The key insight: the tree stays balanced regardless of how you insert data. This means query time doesn't degrade as your table grows from 10K to 10M rows, it just grows logarithmically.

When B-Trees Shine

B-trees are excellent for:

Equality lookups: WHERE id = 5
Range queries: WHERE created_at BETWEEN '2024-01-01' AND '2024-12-31'
Sorting: ORDER BY last_name (the index is already sorted)
Prefix matching: WHERE name LIKE 'Alex%'

They're poor for suffix or mid-string matching (LIKE '%lex') because the tree is sorted from left to right.

Composite Indexes and Column Order

A composite index covers multiple columns. Column order matters more than most people realize.

CREATE INDEX idx_orders_customer_status ON orders (customer_id, status);

This index is useful for:

-- Uses the index fully
SELECT * FROM orders WHERE customer_id = 42 AND status = 'pending';

-- Uses the index (leading column match)
SELECT * FROM orders WHERE customer_id = 42;

-- Does NOT use the index
SELECT * FROM orders WHERE status = 'pending';

This is the leftmost prefix rule: a composite index can only be used if the query filters on a prefix of the indexed columns in order. Putting a low-cardinality column first (like status which might only have 3–4 values) wastes the index for most queries.

Rule of thumb: put the most selective column first, unless you have a specific query pattern that dictates otherwise.

The Hidden Cost of Indexes

Indexes are not free.
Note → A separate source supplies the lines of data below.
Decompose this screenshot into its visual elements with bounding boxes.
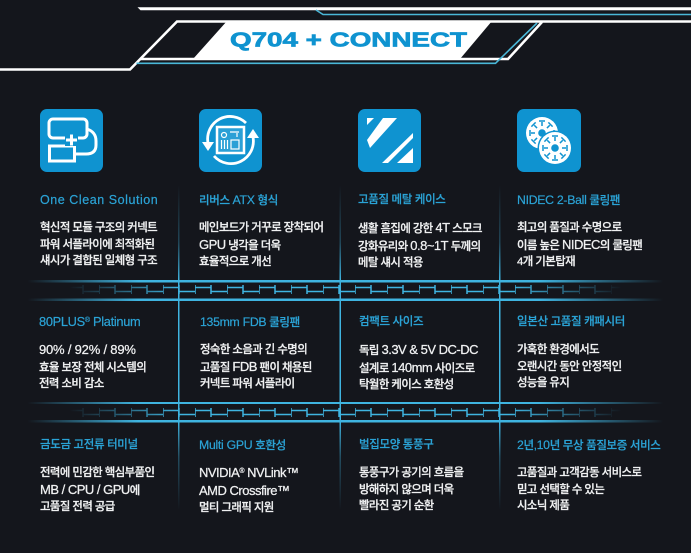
body text: 메탈 섀시 적용 [358,257,423,269]
icon: reverse ATX board [199,109,262,172]
body text: 혁신적 모듈 구조의 커넥트 [40,222,157,234]
body text: 4개 기본탑재 [517,256,575,268]
heading: Multi GPU 호환성 [199,438,286,452]
body text [359,466,464,512]
heading: 2년,10년 무상 품질보증 서비스 [517,438,661,452]
body text: 통풍구가 공기의 흐름을 [359,467,464,479]
heading: 135mm FDB 쿨링팬 [200,315,300,329]
heading: NIDEC 2-Ball 쿨링팬 [517,193,620,207]
icon: twin fans [517,109,581,172]
body text: AMD Crossfire™ [199,483,290,498]
body text [199,221,323,268]
body text [198,465,299,514]
body text [39,342,146,390]
card: metal case [358,109,482,269]
card: honeycomb vent [359,438,464,512]
heading: 컴팩트 사이즈 [359,316,423,328]
card: warranty [517,438,661,512]
body text [40,466,154,513]
body text: 탁월한 케이스 호환성 [359,379,454,391]
body text: 믿고 선택할 수 있는 [517,484,604,496]
body text [517,221,642,268]
body text: 가혹한 환경에서도 [517,344,599,356]
card: reverse ATX [199,109,323,268]
body text [40,221,158,267]
heading: 일본산 고품질 캐패시터 [517,316,625,328]
body text: 이름 높은 NIDEC의 쿨링팬 [517,237,642,252]
body text [358,220,482,269]
body text: 시소닉 제품 [517,500,569,512]
body text: 메인보드가 거꾸로 장착되어 [199,222,323,234]
body text [359,342,478,391]
heading: One Clean Solution [40,193,158,207]
body text: 빨라진 공기 순환 [359,500,434,512]
title banner [0,7,691,71]
heading: 금도금 고전류 터미널 [40,439,138,451]
body text: 고품질 전력 공급 [40,501,115,513]
body text: 오랜시간 동안 안정적인 [517,361,622,373]
card: One Clean Solution [40,109,158,267]
card: FDB fan [200,315,312,390]
body text: GPU 냉각을 더욱 [199,237,281,252]
body text: 커넥트 파워 서플라이 [200,378,295,390]
body text: 최고의 품질과 수명으로 [517,222,622,234]
title banner: Q704 + CONNECT [230,30,467,52]
heading: 벌집모양 통풍구 [359,439,433,451]
body text: 고품질 FDB 팬이 채용된 [200,359,312,374]
body text: 파워 서플라이에 최적화된 [40,239,154,251]
card: gold terminal [40,438,154,513]
icon: modular power [40,109,103,172]
body text [517,466,642,512]
body text: MB / CPU / GPU에 [40,482,140,497]
heading: 리버스 ATX 형식 [199,193,278,207]
card: capacitor [517,315,625,389]
body text: 효율 보장 전체 시스템의 [39,362,146,374]
body text: NVIDIA® NVLink™ [199,465,299,480]
card: 80PLUS [39,314,146,390]
body text: 정숙한 소음과 긴 수명의 [200,344,307,356]
card: NIDEC fans [517,109,642,268]
icon: metal case glass [358,109,421,172]
body text: 독립 3.3V & 5V DC-DC [359,342,478,357]
body text [517,343,622,389]
body text: 섀시가 결합된 일체형 구조 [40,255,157,267]
body text: 전력 소비 감소 [39,378,104,390]
card: compact size [359,315,478,391]
background and grid lines [32,193,658,504]
body text: 강화유리와 0.8~1T 두께의 [358,238,481,253]
body text: 설계로 140mm 사이즈로 [359,360,475,375]
body text: 90% / 92% / 89% [39,342,136,357]
body text: 전력에 민감한 핵심부품인 [40,467,154,479]
body text: 생활 흠집에 강한 4T 스모크 [358,220,482,235]
body text: 방해하지 않으며 더욱 [359,484,454,496]
heading: 고품질 메탈 케이스 [358,194,446,206]
body text: 고품질과 고객감동 서비스로 [517,467,641,479]
card: multi GPU [198,438,299,514]
body text: 멀티 그래픽 지원 [199,502,274,514]
body text [200,343,312,390]
heading: 80PLUS® Platinum [39,314,140,329]
body text: 성능을 유지 [517,377,569,389]
body text: 효율적으로 개선 [199,256,271,268]
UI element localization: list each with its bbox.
Every write operation, INSERT, UPDATE, DELETE, must also update every index on that table.

Write cost = table write + (1 write per index)

A table with 8 indexes pays 9x the write cost of a table with no indexes. For tables that are read-heavy (dashboards, analytics), this is usually fine. For tables that are write-heavy (event logs, audit trails, message queues), over-indexing is a real bottleneck.

Before adding an index, ask:

What query is slow and why?
How often is this table written to vs. read from?
Does an index already exist that covers this query partially?

Using EXPLAIN to Validate

Don't guess, use EXPLAIN (or EXPLAIN ANALYZE in PostgreSQL) to see the query plan:

EXPLAIN ANALYZE
SELECT * FROM orders WHERE customer_id = 42 AND status = 'pending';

Look for these in the output:

Index Scan, the database used your index
Seq Scan, full table scan, usually means no suitable index
Bitmap Heap Scan, used the index to collect row locations, then fetched them in bulk (efficient for large result sets)

A common mistake is adding an index and assuming it's being used. Always verify with EXPLAIN.

Partial Indexes

If you only query a subset of rows frequently, a partial index lets you index just that subset:

-- Only index pending orders, not the entire orders table
CREATE INDEX idx_pending_orders ON orders (created_at)
WHERE status = 'pending';

This is smaller, faster to maintain, and often faster to query than a full index on the same column. It's a great tool when one value of a column dominates your query patterns.

Putting It Together

Good indexing is about understanding your access patterns, not just making queries faster. A few principles I follow:

Index foreign keys, almost always worth it, since joins happen constantly
Verify with EXPLAIN before and after adding indexes
Don't index everything, be selective, especially on write-heavy tables
Review unused indexes, most databases let you see which indexes are never scanned; drop them

Indexes are one of the highest-leverage performance tools available to you, and understanding the mechanics behind them makes the difference between adding an index that helps and adding one that quietly makes everything worse.